Search This Blog

Total Pageviews

Sunday, 28 July 2013

Bangalore Apache Solr / Lucene Meetup No. 2: A Report

The second Bangalore Apache Solr Lucene Meetup yesterday saw an energetic attendance of Lucene and Solr developers and practitioners alike - people with varying levels of expertise. The community has grown rapidly over the last couple of months with over 180 members now, and both the meetups have been well attended. The second one happened at the Koramangala office premises of Flipkart, and it was great for them to host the meet as well as arrange for the morning refreshments.

Solr committer and LucidWorks engineer Shalin Shekhar Mangar started off with the first session of the day. After a show of hands by attendees revealed quite a few newbies to Solr and Lucene, Shalin gave a brief introduction and basic demonstration of Solr 4.4, which got released about a week back.

My session on "Knowledge Search at Infosys" was next, where I highlighted the use of Nutch and Solr for the Enterprise Search within Infosys.

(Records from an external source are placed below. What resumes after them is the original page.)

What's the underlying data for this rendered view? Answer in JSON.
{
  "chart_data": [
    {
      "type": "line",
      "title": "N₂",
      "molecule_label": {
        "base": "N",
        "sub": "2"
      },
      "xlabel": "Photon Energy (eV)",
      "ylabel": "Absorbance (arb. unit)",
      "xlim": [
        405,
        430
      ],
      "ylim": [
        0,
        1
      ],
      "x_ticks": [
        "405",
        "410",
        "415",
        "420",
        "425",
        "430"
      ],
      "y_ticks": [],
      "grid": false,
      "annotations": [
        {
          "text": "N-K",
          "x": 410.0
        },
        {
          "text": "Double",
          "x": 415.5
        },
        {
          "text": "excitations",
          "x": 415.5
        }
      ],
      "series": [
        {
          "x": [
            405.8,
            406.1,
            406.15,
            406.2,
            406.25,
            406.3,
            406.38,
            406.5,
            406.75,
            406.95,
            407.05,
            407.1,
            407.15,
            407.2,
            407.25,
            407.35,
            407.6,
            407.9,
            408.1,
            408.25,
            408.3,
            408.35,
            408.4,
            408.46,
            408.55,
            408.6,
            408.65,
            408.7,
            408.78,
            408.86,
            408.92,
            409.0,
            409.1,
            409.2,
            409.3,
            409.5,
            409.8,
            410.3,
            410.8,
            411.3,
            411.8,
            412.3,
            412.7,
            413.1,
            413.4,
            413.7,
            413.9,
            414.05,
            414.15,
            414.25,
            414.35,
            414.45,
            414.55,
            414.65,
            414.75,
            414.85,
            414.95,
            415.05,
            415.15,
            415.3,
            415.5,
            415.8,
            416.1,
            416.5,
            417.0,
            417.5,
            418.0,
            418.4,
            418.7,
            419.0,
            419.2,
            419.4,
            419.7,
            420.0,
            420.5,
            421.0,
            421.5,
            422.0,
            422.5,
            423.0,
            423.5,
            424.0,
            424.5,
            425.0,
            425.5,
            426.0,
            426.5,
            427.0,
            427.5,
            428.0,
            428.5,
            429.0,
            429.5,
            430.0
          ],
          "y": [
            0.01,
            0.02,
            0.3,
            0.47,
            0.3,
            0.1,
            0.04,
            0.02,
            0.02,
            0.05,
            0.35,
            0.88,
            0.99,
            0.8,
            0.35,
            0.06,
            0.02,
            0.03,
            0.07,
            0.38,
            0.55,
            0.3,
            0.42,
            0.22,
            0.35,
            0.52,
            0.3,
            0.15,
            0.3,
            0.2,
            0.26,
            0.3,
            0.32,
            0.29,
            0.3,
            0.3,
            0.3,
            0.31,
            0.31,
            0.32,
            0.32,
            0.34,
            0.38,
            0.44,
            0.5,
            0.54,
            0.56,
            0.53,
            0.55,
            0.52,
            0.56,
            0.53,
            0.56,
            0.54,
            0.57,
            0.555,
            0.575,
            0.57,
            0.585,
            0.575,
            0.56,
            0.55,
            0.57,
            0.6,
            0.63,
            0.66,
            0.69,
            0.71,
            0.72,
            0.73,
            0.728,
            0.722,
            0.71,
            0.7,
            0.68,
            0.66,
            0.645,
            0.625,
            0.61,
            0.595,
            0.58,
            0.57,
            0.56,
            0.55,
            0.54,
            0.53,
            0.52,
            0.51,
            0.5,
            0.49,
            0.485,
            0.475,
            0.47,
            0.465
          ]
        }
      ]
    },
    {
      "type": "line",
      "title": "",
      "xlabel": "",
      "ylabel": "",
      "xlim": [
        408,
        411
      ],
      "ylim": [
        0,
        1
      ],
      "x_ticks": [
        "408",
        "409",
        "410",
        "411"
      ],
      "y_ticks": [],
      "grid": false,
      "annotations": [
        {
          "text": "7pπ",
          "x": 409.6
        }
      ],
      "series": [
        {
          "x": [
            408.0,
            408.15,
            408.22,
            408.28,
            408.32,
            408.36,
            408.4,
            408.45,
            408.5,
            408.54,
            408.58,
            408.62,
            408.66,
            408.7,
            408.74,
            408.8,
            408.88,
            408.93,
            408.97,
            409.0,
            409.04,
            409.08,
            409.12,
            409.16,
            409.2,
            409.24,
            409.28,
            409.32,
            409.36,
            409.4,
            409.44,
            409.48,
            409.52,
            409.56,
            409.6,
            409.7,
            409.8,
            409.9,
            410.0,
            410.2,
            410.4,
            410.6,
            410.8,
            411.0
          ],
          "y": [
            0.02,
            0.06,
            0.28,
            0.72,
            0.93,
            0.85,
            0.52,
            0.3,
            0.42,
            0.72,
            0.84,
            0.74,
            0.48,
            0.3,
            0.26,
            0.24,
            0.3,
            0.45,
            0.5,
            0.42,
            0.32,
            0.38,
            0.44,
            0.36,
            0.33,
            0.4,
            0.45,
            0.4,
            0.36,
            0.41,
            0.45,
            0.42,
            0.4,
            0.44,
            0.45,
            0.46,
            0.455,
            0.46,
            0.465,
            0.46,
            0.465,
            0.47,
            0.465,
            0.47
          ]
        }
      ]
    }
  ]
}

My talk included the usage and customization of Nutch to perform federated search over a million documents across multiple sources, and a Solr setup helping us with people and expertise search and a near real time micro blogging discussions search.

Flipkart's deep dive session followed, where Umesh Prasad and Thejus presenting about their specific architecture, the inability of TF-IDF to measure up to the e-commerce search requirements, their high latency cache, external fields and relevance tuning.

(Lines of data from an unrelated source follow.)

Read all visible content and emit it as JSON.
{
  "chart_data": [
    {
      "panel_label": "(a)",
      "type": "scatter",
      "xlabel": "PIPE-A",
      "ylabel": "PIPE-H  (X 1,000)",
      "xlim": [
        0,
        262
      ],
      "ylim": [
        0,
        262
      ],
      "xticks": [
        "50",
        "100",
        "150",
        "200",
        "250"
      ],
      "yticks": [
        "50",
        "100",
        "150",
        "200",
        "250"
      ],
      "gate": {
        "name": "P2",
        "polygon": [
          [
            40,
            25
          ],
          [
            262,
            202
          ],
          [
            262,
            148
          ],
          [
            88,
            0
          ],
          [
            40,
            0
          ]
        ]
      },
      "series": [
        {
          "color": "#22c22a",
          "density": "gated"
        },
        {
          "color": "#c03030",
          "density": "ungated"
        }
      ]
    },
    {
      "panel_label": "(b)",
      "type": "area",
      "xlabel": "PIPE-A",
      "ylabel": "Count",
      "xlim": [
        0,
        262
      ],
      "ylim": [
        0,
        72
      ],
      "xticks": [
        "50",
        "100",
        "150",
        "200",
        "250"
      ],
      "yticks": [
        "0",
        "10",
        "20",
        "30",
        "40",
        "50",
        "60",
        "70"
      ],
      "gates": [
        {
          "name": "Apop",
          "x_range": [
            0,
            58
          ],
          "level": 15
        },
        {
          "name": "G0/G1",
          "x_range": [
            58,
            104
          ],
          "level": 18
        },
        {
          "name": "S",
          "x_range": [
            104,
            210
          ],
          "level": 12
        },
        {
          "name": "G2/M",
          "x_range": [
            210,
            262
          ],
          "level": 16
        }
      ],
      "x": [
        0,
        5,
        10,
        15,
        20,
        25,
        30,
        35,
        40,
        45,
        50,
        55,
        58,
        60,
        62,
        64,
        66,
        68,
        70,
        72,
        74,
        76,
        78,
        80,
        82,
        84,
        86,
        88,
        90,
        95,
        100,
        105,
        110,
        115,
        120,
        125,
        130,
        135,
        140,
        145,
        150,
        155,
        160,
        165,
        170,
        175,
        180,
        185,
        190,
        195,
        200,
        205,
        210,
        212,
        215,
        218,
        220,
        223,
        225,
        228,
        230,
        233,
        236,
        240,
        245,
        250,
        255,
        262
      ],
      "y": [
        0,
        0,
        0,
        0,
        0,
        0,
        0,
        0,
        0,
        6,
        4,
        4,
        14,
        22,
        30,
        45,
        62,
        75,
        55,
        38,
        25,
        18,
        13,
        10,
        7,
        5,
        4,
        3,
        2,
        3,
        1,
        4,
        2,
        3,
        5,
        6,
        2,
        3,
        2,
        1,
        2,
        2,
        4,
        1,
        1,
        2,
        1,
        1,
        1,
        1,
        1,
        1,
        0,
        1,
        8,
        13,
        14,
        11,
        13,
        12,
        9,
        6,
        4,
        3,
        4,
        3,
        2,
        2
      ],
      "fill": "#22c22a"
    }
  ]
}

Final talk of the day was from Jaideep Dhok from InMobi, who highlighted the possibility of building a percolator with Lucene with applications in log debugging and streaming to name a couple. 

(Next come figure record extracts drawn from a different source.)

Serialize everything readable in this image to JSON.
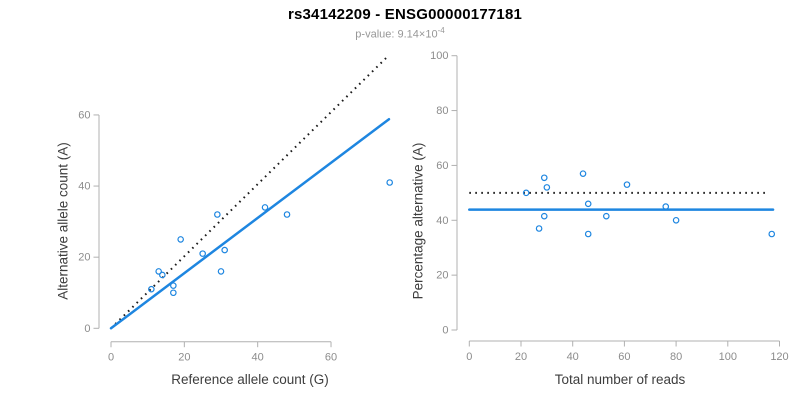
{
  "header": {
    "title": "rs34142209 - ENSG00000177181",
    "subtitle_prefix": "p-value: 9.14×10",
    "subtitle_sup": "-4"
  },
  "colors": {
    "accent_blue": "#1E86E0",
    "identity_line": "#1a1a1a",
    "axis_line": "#b0b0b0",
    "tick_label": "#8c8c8c",
    "axis_title": "#3d3d3d",
    "title": "#000000",
    "subtitle": "#979797"
  },
  "chart_data": [
    {
      "type": "scatter",
      "panel": "left",
      "xlabel": "Reference allele count (G)",
      "ylabel": "Alternative allele count (A)",
      "xticks": [
        0,
        20,
        40,
        60
      ],
      "yticks": [
        0,
        20,
        40,
        60
      ],
      "xlim": [
        0,
        76
      ],
      "ylim": [
        0,
        77
      ],
      "grid": false,
      "points": [
        [
          11,
          11
        ],
        [
          13,
          16
        ],
        [
          14,
          15
        ],
        [
          17,
          10
        ],
        [
          17,
          12
        ],
        [
          19,
          25
        ],
        [
          25,
          21
        ],
        [
          29,
          32
        ],
        [
          30,
          16
        ],
        [
          31,
          22
        ],
        [
          42,
          34
        ],
        [
          48,
          32
        ],
        [
          76,
          41
        ]
      ],
      "lines": [
        {
          "name": "identity-line",
          "style": "dotted",
          "x1": 0,
          "y1": 0,
          "x2": 75.3,
          "y2": 76.3
        },
        {
          "name": "fit-line",
          "style": "solid",
          "x1": 0,
          "y1": 0,
          "x2": 75.8,
          "y2": 58.8
        }
      ]
    },
    {
      "type": "scatter",
      "panel": "right",
      "xlabel": "Total number of reads",
      "ylabel": "Percentage alternative (A)",
      "xticks": [
        0,
        20,
        40,
        60,
        80,
        100,
        120
      ],
      "yticks": [
        0,
        20,
        40,
        60,
        80,
        100
      ],
      "xlim": [
        0,
        120
      ],
      "ylim": [
        0,
        100
      ],
      "grid": false,
      "points": [
        [
          22,
          50
        ],
        [
          27,
          37
        ],
        [
          29,
          41.5
        ],
        [
          29,
          55.5
        ],
        [
          30,
          52
        ],
        [
          44,
          57
        ],
        [
          46,
          35
        ],
        [
          46,
          46
        ],
        [
          53,
          41.5
        ],
        [
          61,
          53
        ],
        [
          76,
          45
        ],
        [
          80,
          40
        ],
        [
          117,
          35
        ]
      ],
      "lines": [
        {
          "name": "identity-line",
          "style": "dotted",
          "x1": 0,
          "y1": 50,
          "x2": 115.5,
          "y2": 50
        },
        {
          "name": "fit-line",
          "style": "solid",
          "x1": 0,
          "y1": 43.9,
          "x2": 117.5,
          "y2": 43.9
        }
      ]
    }
  ]
}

Overall, another great day of insightful interactions and an opportunity to connect with practitioners of the  Search and Information Retrieval domain.

5 comments:

Ajay V said...

Very very glad to hear that you had the opportunity to present and also a bit sorry that I could not see it live.

By the way, what is this percolator that is talked about - a search for application logs?

Prasanna said...

Hi Ajay, thanks a lot. I'll see what can be shared. Met Aswathi on the day too, totally unexpected :)

Ok, coming to the percolator, it is a very interesting concept. Kind of "reverse search". Instead of indexing the documents, you "register" the queries you want to keep track of, and feed the documents to this registered store. And you get back all the queries that matched the document. Very intelligent stuff isn't it?

This finds usage in handling huge logs for example, where you know what to track and get back a response for the log files you feed in.

Elastic Search, a Solr competitor which also builds on top of Lucene, supports this feature: http://www.elasticsearch.org/guide/reference/api/percolate/

Prasanna said...

Photos from the event here, credits to Anshum Gupta, one of the organizers: http://www.flickr.com/photos/38935700@N07/sets/72157634843778260/

shrikanth kondupalli said...

Hi Prasanna, Attended this Solr meetup and great to see your presentation. Updated myself with some Solr internal doings. If possible please share the presentation. - Shrikanth

Prasanna said...

Hi Srikanth, thanks. Will try to share it once I get clearances from the organization. It is taking a while...